In debate with his mainstream party rivals Saturday in Colorado Springs, American Constitution Party candidate Tom Tancredo said if he were elected governor he would legalize marijuana. “If you can show me where we can get people off drugs by continuing down this same path, then show me,” he said. He called on Colorado to “legalize it, regulate it, tax it,” because the war on drugs has cost the country and the state billions we don’t have to spend anymore in enforcement and court costs and incarceration and the problem of use and addiction continue. Democratic candidate John Hickenlooper and Republican Dan Maes disagreed with Tancredo. A new Cato Institute study on drug policy in Portugal may bolster the Tancredo line on drugs.

Portugal was plagued by drug problems and decided five years ago to decriminalize all drugs so that now possession of small amounts of any drug there is not a criminal offense. The result: Portugal’s drug problems have improved in every measured way.

From London’s Daily Telegraph

If you are found possessing [drugs], you can be put before a panel of a psychologist, social worker and legal adviser, who will decide appropriate treatment. You are free to refuse that treatment, and a jail sentence is not an option. Drug trafficking is still illegal and punishable by jail.
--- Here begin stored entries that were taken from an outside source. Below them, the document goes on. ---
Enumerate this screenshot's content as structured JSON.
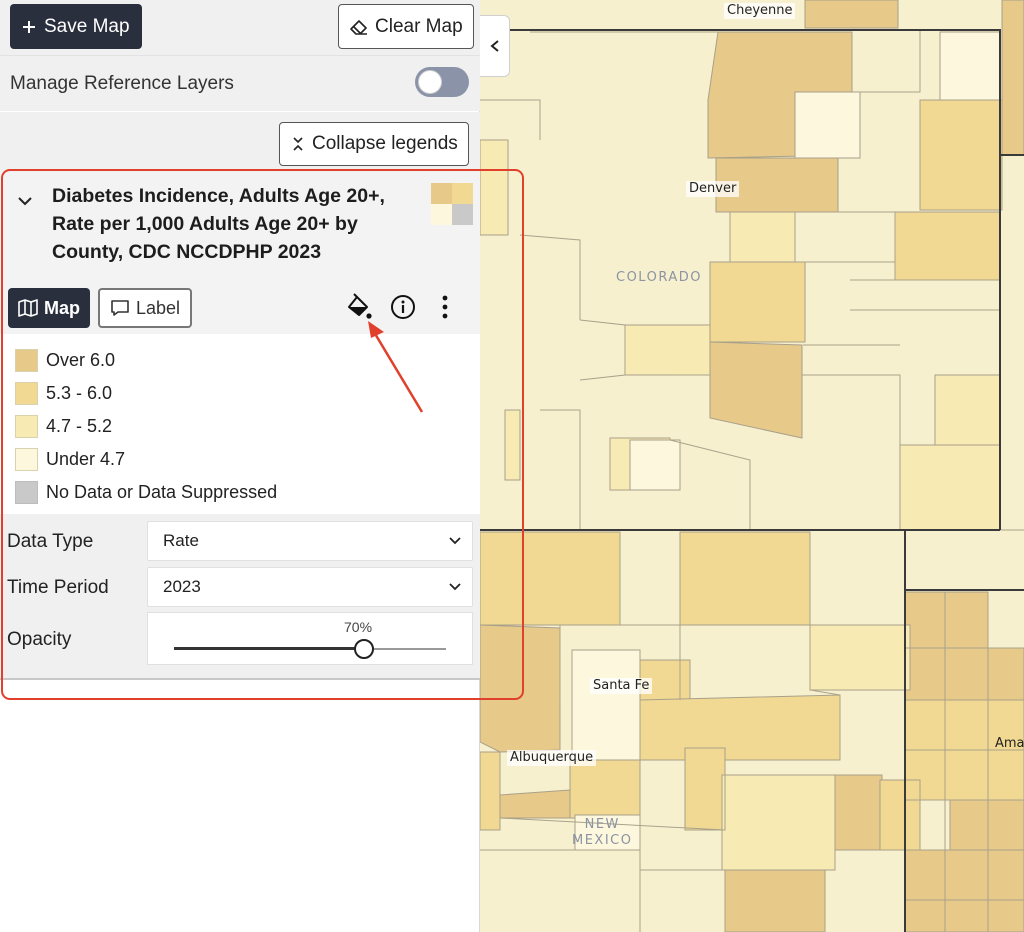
{
  "toolbar": {
    "save_label": "Save Map",
    "clear_label": "Clear Map"
  },
  "reference_layers": {
    "label": "Manage Reference Layers",
    "enabled": false
  },
  "legend_controls": {
    "collapse_label": "Collapse legends"
  },
  "layer": {
    "title": "Diabetes Incidence, Adults Age 20+, Rate per 1,000 Adults Age 20+ by County, CDC NCCDPHP 2023",
    "tabs": {
      "map": "Map",
      "label": "Label"
    },
    "legend": [
      {
        "label": "Over 6.0",
        "color": "#e7c98a"
      },
      {
        "label": "5.3 - 6.0",
        "color": "#f1d993"
      },
      {
        "label": "4.7 - 5.2",
        "color": "#f8eab3"
      },
      {
        "label": "Under 4.7",
        "color": "#fdf8dd"
      },
      {
        "label": "No Data or Data Suppressed",
        "color": "#c9c9c9"
      }
    ],
    "controls": {
      "data_type_label": "Data Type",
      "data_type_value": "Rate",
      "time_period_label": "Time Period",
      "time_period_value": "2023",
      "opacity_label": "Opacity",
      "opacity_text": "70%",
      "opacity_value": 0.7
    }
  },
  "map": {
    "labels": {
      "cheyenne": "Cheyenne",
      "denver": "Denver",
      "santa_fe": "Santa Fe",
      "albuquerque": "Albuquerque",
      "amarillo": "Amar",
      "colorado": "COLORADO",
      "new_mexico_line1": "NEW",
      "new_mexico_line2": "MEXICO"
    }
  },
  "colors": {
    "accent_dark": "#2a2f3d",
    "annotation": "#e0402c"
  }
}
I’ll just go through the figures… Drug use among 13- to 15-year-olds fell from 14.1 per cent in 2001 to 10.6 per cent in 2006. Among 16- to 18-year-olds it has dropped from 27.6 per cent to 21.6 per cent. This, incidentally, has come after years of steadily increasing drug use among the young; between 1995 and 2001, use in the 16-to-18 bracket leapt up from 14.1 per cent to its 2001 high. This drop has come against a background of increasing drug use across the rest of the EU.

[…]

Further, HIV infections among drug users fell, drug-related deaths fell, there was a decrease in trafficking, and a huge amount of money was saved by offering treatment instead of prison sentences.

I know that correlation does not equal causation, but until 2001, Portugal had some of the worst drug problems in Europe. The turnaround since decriminalisation has been dramatic, and expert opinion attributes it to the change in policy; a study by the World Health Organisation and another published in the British Medical Journal found similar things.

In Colorado, pot possession under an ounce is a petty offense punishable by a $100 fine. Voters have repeatedly passed laws to ease law enforcement against pot possession in Denver. City voters passed an initiative legalizing possession in 2005 but law enforcement ignored the initiative and followed state law instead. Two years later, Denver passed an initiative to make pot possession the “lowest law enforcement priority.” Arrests however continued to climb.